Related wiki page: https://intranet.softwareheritage.org/wiki/Kibana
Official documentation: https://www.elastic.co/guide/en/kibana/current/index.html
Kibana is a visualization UI for searching through indexed logs. You can search through different sources of logs in the “Discover” pane. The sources configured include application logs for SWH services and system logs. You can also access dashboards shared by other on a particular topic or create our own from a saved search.
There are 2 query languages which are quite similar: Lucene or KQL. Whatever one you choose, you will have the same querying capabilities. A query tries to match values for specific keys, and support many predicates and combination of them. See the documentation for KQL: https://www.elastic.co/guide/en/kibana/current/kuery-query.html
To get logs for a particular service, you have to know the name of its systemd unit and the hostname of the production server providing this service. For a worker, switch the index pattern to “swh_workers-”, for another SWH service switch it to “systemlogs-“.

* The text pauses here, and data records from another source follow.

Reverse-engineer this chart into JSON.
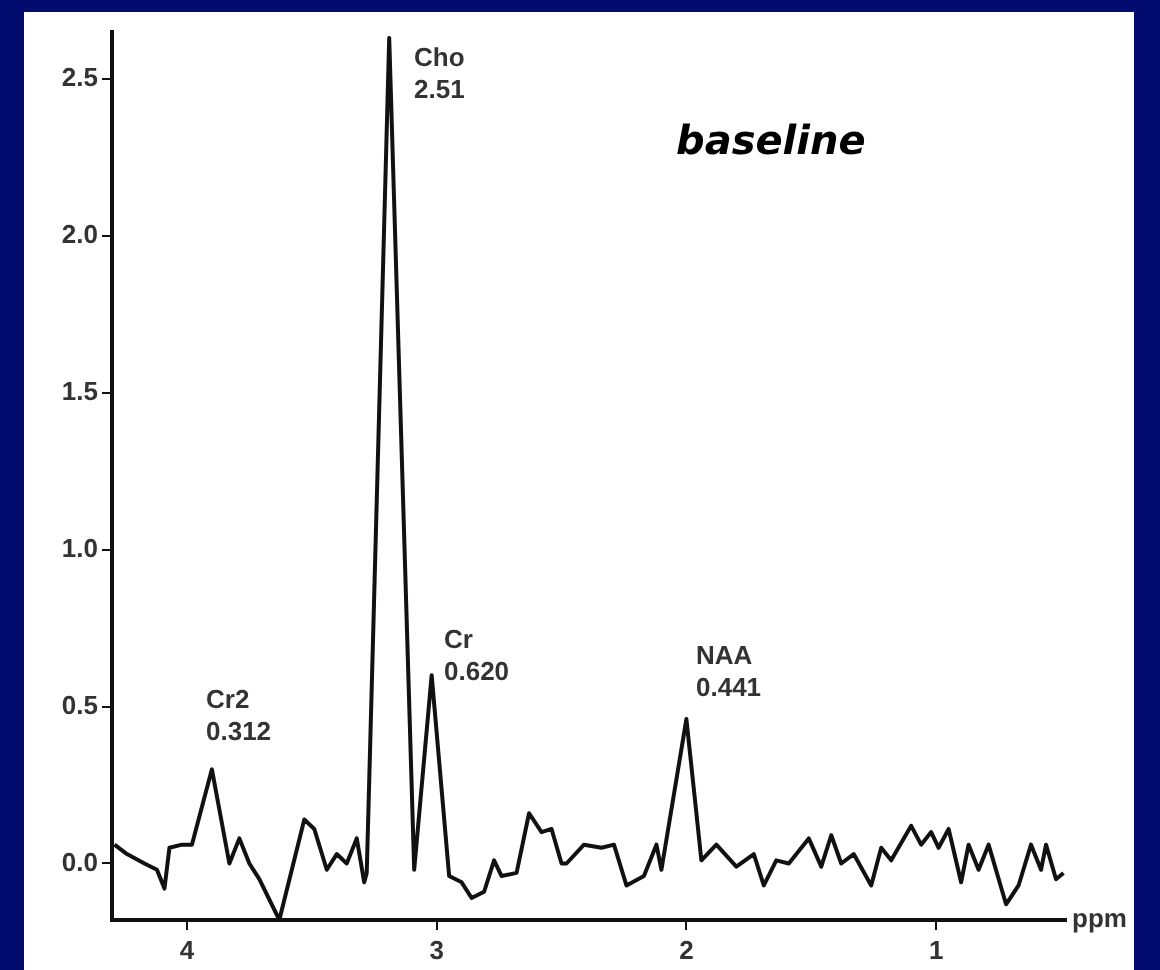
{
  "chart_data": {
    "type": "line",
    "title": "baseline",
    "xlabel": "ppm",
    "x": [
      4.29,
      4.24,
      4.17,
      4.12,
      4.09,
      4.07,
      4.02,
      3.98,
      3.9,
      3.83,
      3.79,
      3.75,
      3.71,
      3.63,
      3.53,
      3.49,
      3.44,
      3.4,
      3.36,
      3.32,
      3.29,
      3.28,
      3.19,
      3.09,
      3.02,
      2.95,
      2.9,
      2.86,
      2.81,
      2.77,
      2.74,
      2.68,
      2.63,
      2.58,
      2.54,
      2.5,
      2.48,
      2.41,
      2.34,
      2.29,
      2.24,
      2.17,
      2.12,
      2.1,
      2.0,
      1.94,
      1.88,
      1.8,
      1.73,
      1.69,
      1.64,
      1.59,
      1.51,
      1.46,
      1.42,
      1.38,
      1.33,
      1.26,
      1.22,
      1.18,
      1.1,
      1.06,
      1.02,
      0.99,
      0.95,
      0.9,
      0.87,
      0.83,
      0.79,
      0.72,
      0.67,
      0.62,
      0.58,
      0.56,
      0.52,
      0.49
    ],
    "series": [
      {
        "color": "#111111",
        "values": [
          0.06,
          0.03,
          0,
          -0.02,
          -0.08,
          0.05,
          0.06,
          0.06,
          0.3,
          0,
          0.08,
          0,
          -0.05,
          -0.18,
          0.14,
          0.11,
          -0.02,
          0.03,
          0,
          0.08,
          -0.06,
          -0.03,
          2.63,
          -0.02,
          0.6,
          -0.04,
          -0.06,
          -0.11,
          -0.09,
          0.01,
          -0.04,
          -0.03,
          0.16,
          0.1,
          0.11,
          0,
          0,
          0.06,
          0.05,
          0.06,
          -0.07,
          -0.04,
          0.06,
          -0.02,
          0.46,
          0.01,
          0.06,
          -0.01,
          0.03,
          -0.07,
          0.01,
          0,
          0.08,
          -0.01,
          0.09,
          0,
          0.03,
          -0.07,
          0.05,
          0.01,
          0.12,
          0.06,
          0.1,
          0.05,
          0.11,
          -0.06,
          0.06,
          -0.02,
          0.06,
          -0.13,
          -0.07,
          0.06,
          -0.02,
          0.06,
          -0.05,
          -0.03
        ]
      }
    ],
    "xlim": [
      4.3,
      0.48
    ],
    "xticks": [
      4,
      3,
      2,
      1
    ],
    "ylim": [
      -0.18,
      2.65
    ],
    "yticks": [
      {
        "value": 0,
        "label": "0.0"
      },
      {
        "value": 0.5,
        "label": "0.5"
      },
      {
        "value": 1,
        "label": "1.0"
      },
      {
        "value": 1.5,
        "label": "1.5"
      },
      {
        "value": 2,
        "label": "2.0"
      },
      {
        "value": 2.5,
        "label": "2.5"
      }
    ],
    "annotations": [
      "Cho\n2.51",
      "Cr2\n0.312",
      "Cr\n0.620",
      "NAA\n0.441"
    ],
    "grid": false,
    "legend": false,
    "marker": "none",
    "line_style": "solid"
  }
}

Example for getting swh-vault production logs:
With the index pattern set to “systemlogs-*”, enter the KQL query:
`systemd_unit:"gunicorn-swh-vault.service" AND hostname:"vangogh"`
Upon expanding a log entry with the leading arrow icon, you can inspect the entry in a structured way. You can filter on particular values or fields, using the icons that are left to the desired field. Fields including “message”, “hostname” or “systemd_unit” are often the most informational. You can also view the entry in context, several entries before and after chronologically.

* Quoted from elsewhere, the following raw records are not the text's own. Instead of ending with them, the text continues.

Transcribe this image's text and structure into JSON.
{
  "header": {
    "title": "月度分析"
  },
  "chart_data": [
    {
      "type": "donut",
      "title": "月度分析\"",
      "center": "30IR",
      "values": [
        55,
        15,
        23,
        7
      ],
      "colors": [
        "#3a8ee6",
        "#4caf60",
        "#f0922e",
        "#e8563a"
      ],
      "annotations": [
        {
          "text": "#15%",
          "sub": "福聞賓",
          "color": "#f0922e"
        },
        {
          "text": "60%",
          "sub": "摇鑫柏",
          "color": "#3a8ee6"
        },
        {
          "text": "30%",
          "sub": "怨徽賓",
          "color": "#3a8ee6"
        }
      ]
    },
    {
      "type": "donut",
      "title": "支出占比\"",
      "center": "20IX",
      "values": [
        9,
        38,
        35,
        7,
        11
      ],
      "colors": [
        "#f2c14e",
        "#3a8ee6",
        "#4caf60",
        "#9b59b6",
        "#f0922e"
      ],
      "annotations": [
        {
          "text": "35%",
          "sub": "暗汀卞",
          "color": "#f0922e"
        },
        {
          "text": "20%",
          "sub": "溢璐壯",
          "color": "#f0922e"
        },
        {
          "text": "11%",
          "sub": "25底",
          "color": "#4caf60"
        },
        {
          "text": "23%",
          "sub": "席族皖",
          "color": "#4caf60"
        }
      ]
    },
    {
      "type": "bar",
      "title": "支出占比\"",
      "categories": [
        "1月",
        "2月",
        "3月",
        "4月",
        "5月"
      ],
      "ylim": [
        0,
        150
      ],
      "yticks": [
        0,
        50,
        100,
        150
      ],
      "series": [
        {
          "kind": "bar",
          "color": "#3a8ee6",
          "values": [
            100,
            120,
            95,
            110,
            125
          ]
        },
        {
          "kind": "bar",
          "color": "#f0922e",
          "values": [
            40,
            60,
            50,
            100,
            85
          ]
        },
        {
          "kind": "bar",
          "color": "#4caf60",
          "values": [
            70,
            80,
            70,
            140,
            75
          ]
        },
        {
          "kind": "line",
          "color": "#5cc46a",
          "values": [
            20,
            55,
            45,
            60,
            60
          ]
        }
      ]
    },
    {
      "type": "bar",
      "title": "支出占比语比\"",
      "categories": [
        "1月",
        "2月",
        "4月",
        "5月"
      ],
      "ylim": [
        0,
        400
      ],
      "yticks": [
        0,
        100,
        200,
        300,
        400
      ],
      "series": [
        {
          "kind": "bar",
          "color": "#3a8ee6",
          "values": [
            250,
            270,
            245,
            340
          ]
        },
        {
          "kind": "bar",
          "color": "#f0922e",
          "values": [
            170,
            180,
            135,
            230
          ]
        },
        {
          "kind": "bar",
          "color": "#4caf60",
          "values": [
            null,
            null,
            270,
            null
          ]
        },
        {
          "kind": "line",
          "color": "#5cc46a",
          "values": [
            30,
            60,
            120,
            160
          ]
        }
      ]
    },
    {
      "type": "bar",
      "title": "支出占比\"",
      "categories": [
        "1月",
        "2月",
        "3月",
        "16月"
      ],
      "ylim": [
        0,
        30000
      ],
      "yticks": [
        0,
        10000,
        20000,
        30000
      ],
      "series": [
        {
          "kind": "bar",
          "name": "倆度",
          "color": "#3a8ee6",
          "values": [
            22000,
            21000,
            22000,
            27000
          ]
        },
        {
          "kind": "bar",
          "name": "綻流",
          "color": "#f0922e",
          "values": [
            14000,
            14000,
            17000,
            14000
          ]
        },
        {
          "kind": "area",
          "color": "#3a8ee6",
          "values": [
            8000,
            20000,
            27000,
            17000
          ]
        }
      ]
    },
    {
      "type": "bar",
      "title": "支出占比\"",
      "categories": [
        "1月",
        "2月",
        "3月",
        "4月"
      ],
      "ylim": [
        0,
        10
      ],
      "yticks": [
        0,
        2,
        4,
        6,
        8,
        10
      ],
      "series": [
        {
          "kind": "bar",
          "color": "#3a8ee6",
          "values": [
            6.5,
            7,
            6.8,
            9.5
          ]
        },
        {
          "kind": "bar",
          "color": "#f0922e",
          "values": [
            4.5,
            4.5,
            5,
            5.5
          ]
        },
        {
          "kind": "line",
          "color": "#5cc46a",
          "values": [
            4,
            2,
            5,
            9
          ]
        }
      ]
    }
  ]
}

Issue monitoring with Kibana#
You can use Kibana saved searches and dashboards to follow issues based on associated logs. Of course, we need to have logs produced that are related to the issue we want to track.
You can save a search, as opposed to only a query, to easily get back to it or include it in a dashboard. Just click “Save” in the top toolbar above the search bar. It includes the query, filters, selected columns, sorting and index pattern.
Now you may want to have a customizable view of these logs, along with graphical presentations. In the “Dashboard” pane, create a new dashboard. Click “add” in the top toolbar and select your saved search. It will appear in resizable panel. Now doing a search will restrict the search to the dataset configured for the panels.